Now we just need to update our.dusk.env.local file to match:

APP_URL=http://sdnet.test

Okay, that’s all the set-up we need to do. We’re just about done. Now that we’re all configured and installed, it’s time to re-build the containers and run our tests.

Step 6: Rebuild your containers

Now that we’ve added Selenium to our docker-compose.yml file, you’ll need to rebuild your docker images if you haven’t yet. From the directory where docker-compose.yml lives:

➜ ./develop down # if your containers are running this will shut them down
➜ ./develop build # this should force rebuild your images

Again, I’m no Docker pro, so if there’s a more comprehensive way you know of, have at it.

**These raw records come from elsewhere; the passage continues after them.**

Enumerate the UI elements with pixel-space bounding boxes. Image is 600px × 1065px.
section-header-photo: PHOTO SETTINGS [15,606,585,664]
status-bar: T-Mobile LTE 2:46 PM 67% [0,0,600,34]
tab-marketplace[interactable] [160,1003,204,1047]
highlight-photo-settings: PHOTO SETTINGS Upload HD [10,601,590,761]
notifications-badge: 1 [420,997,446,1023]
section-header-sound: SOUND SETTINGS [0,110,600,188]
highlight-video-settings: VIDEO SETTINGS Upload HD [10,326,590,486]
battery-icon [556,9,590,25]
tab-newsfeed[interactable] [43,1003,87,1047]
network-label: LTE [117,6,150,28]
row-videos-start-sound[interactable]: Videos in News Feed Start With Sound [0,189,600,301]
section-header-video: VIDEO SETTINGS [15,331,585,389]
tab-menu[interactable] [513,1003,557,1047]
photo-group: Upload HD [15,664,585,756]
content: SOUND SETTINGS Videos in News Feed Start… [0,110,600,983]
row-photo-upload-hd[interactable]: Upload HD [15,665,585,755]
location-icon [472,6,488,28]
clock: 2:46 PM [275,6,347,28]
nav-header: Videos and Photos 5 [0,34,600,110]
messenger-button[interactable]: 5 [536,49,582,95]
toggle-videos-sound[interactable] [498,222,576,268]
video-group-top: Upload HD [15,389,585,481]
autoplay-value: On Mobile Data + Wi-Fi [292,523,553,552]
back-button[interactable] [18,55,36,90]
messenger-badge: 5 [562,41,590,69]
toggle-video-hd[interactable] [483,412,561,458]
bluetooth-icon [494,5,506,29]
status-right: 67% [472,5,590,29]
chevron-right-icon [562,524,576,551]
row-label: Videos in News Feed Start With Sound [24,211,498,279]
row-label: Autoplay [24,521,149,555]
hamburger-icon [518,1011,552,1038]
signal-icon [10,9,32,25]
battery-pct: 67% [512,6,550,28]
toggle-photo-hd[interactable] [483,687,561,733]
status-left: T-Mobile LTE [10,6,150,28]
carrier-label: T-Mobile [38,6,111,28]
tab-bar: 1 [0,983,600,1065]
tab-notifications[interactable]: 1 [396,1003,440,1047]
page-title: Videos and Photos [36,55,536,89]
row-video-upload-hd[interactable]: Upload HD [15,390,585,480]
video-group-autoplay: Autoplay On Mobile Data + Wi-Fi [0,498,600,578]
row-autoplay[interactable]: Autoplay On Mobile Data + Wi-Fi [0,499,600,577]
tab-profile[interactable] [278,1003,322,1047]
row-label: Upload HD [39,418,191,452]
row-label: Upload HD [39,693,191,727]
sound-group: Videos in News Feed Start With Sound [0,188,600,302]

Note: the ./develop script is a utility covered in Shipping Docker and emulated in Vessel. It simply exports a few environment variables and passes commands to various utilities used to control and utilize the Docker container. In this case, it's a pass-through for docker-compose but in further examples from this article, we’ll use the art alias to use Dusk, which runs php artisan {COMMAND} within the Docker container.

Step 7: Run the Dusk suite

Dusk comes with a single example test out of the box which visits the root path (/)of your app and looks for the word “Laravel” on the screen. If you’re testing an existing app, chances are you’ve modified the default root path. Make sure you update that test to search for a string on your root path.

➜ ./develop up -d
Creating network "monolith_sdnet" with driver "bridge"
Creating monolith_node_1 ... done
Creating monolith_app_1 ... done
Creating monolith_selenium_1 ... done
Creating monolith_mysql_1 ... done
➜ ./develop art duskPHPUnit 7.0.2 by Sebastian Bergmann and contributors.. 1 / 1 (100%)Time: 9.2 seconds, Memory: 14.00MBOK (1 test, 1 assertion)

Note: I have yet to figure out how to get the tests to run without the environment running (./develop up -d) so this solution isn’t without it’s quirks and isn’t quite CI (Continuous Integration) friendly yet.

Summary

With a few minor, and flexible modifications, we were able to get Laravel Dusk tests running locally in the Shipping Docker-driven local development environments. With some further tweaks, this system should be able to accommodate more sophisticated CI workflows. When I manage to get that working, I’ll share a similar article.